La colère gronde encore contre Ennahar TV suite à la diffusion mercredi soir d’une caméra cachée jugée “humiliante” à l’égard de la personne de l’écrivain Rachid Boudjedra. Et les excuses du premier responsable de cette chaîne de télévision n’ont pas calmé les esprits. 

Un groupe d’artistes et d’intellectuels vient de diffuser un texte pour récolter des signatures dans le but de presser les autorités à enclencher une enquête sur les agissements d’ENNAHAR TV. Les éditeurs Sofiane Hadjaj et Selma Hellal ainsi que l’auteur et journaliste Adlène Meddi sont, pour l’heure, les premiers signataires de ce texte qui dénonce « une caméra cachée » odieuse et “malsaine dont la victime, non consentante faut-il le préciser, n’est autre que le grand écrivain Rachid Boudjedra”.

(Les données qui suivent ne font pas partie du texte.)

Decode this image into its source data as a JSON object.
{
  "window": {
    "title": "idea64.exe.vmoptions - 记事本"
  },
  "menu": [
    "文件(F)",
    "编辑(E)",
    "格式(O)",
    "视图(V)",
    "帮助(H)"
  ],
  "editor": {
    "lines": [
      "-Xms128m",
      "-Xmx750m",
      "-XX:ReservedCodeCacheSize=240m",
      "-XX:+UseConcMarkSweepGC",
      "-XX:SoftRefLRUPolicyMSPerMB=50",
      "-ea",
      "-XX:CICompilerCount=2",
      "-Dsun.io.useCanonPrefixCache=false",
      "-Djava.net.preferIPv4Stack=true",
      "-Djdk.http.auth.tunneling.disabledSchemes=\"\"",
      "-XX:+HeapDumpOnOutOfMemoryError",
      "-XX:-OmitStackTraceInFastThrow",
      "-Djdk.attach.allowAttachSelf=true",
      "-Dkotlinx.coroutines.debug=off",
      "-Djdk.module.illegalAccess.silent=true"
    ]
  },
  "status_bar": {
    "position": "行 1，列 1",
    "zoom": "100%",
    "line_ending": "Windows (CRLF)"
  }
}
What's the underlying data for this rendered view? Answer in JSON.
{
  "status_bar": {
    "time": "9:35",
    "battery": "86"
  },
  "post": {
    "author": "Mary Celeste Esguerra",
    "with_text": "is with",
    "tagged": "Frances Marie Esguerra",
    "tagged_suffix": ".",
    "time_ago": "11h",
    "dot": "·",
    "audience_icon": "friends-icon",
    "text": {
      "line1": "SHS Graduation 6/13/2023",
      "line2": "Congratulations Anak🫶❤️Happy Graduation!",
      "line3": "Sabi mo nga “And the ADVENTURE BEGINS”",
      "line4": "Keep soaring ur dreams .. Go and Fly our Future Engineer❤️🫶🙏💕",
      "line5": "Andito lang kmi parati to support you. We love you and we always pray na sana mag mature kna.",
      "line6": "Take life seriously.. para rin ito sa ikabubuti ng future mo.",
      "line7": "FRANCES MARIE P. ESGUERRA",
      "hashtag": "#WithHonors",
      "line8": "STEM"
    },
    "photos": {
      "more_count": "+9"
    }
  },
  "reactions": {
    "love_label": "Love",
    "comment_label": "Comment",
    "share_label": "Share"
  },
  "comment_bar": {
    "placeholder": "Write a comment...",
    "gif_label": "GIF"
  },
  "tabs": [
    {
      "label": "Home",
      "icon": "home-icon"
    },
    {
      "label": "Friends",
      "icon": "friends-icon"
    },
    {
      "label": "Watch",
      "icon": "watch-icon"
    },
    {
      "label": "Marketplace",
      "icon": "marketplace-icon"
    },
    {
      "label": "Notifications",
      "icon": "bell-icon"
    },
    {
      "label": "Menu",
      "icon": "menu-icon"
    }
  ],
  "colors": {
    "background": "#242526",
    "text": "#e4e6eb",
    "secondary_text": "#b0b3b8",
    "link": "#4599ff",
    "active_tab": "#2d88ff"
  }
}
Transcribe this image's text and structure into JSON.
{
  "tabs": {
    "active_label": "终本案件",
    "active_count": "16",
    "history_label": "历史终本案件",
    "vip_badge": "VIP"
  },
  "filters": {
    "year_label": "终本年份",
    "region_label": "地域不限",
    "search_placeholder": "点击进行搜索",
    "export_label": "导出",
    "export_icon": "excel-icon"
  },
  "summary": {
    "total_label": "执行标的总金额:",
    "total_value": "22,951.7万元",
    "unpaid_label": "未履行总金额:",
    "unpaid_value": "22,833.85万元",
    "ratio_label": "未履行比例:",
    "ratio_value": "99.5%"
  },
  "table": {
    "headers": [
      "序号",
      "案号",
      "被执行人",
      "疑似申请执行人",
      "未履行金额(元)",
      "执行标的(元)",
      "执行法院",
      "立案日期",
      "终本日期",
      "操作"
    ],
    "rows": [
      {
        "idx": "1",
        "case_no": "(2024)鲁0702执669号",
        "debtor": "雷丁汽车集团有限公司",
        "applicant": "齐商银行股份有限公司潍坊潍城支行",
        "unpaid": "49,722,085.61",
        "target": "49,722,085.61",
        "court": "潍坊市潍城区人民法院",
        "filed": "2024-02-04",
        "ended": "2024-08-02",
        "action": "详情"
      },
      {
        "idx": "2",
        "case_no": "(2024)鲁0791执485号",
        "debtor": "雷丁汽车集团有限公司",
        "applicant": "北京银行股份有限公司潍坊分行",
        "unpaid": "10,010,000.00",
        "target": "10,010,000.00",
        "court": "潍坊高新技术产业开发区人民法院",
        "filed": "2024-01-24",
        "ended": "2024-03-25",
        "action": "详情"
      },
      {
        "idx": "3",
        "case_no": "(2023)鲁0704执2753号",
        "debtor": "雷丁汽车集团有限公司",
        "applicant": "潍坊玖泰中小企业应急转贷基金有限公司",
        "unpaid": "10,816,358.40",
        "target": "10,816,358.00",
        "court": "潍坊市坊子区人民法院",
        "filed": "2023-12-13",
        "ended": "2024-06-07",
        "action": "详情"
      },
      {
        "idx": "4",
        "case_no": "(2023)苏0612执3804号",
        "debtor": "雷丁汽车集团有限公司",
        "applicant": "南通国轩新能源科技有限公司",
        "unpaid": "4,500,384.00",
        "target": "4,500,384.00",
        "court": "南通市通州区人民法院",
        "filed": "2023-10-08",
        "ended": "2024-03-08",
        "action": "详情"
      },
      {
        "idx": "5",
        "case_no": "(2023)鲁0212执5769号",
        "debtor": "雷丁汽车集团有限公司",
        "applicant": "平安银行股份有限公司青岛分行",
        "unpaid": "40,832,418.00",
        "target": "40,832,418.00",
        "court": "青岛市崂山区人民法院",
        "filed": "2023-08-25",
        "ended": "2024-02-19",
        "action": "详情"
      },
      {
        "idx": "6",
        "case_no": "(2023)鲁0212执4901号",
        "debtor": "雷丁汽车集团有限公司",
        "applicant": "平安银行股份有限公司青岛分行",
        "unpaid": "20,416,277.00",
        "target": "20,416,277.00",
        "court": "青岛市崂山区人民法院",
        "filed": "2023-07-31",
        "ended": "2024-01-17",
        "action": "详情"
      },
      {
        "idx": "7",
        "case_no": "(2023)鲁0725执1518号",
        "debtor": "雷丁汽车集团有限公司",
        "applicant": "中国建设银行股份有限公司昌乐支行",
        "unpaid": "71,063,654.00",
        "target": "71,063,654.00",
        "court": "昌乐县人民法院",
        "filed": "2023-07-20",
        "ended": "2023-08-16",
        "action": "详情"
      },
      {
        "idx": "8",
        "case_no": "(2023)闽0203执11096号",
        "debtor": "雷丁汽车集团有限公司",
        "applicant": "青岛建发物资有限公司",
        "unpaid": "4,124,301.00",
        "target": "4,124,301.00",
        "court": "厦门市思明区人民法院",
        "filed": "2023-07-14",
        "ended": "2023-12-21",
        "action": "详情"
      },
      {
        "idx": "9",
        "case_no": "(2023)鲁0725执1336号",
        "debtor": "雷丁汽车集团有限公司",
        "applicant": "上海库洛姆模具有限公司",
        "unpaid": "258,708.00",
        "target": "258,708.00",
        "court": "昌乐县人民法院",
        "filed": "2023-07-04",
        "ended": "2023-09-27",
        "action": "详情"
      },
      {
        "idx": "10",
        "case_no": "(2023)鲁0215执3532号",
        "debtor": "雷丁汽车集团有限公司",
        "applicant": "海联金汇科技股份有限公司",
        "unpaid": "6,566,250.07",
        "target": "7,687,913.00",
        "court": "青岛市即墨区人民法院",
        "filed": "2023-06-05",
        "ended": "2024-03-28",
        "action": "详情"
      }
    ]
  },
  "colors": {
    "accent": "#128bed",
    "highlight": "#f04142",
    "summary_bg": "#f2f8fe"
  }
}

“Violenté, malmené, poussé à bout, forcé de clamer qu’il est musulman (nous ne sommes pas loin des mises en scènes de Daesh) et de se justifier comme un enfant, l’un des plus illustres auteurs algériens vivants a subi humiliations et railleries de la part « d’animateurs » qui n’ont eu aucun respect pour lui et n’ont certainement jamais lu une ligne de sa littérature”, s’indignent les auteurs de ce texte qui épingle également “Le silence des autorités” notamment du “ministère de la Culture, de la Communication, et le mutisme de l’Autorité de régulation de l’audiovisuel”. Un silence qui constitue une preuve “de complaisance voire de complicité avec certains médias qui nourrissent la haine, le racisme, l’intolérance et pourrissent le débat public”.

D’après les signataires de ce texte, “Les excuses du patron de ce « groupe médiatique » ne peuvent réparer l’ignominie de cette émission, qui, en avilissant sa victime, a également avilit les téléspectateurs”. “Nous appelons à une enquête par les autorités concernées pour faire la lumière sur cet épisode abject”, conclut-ils en dernier lieu.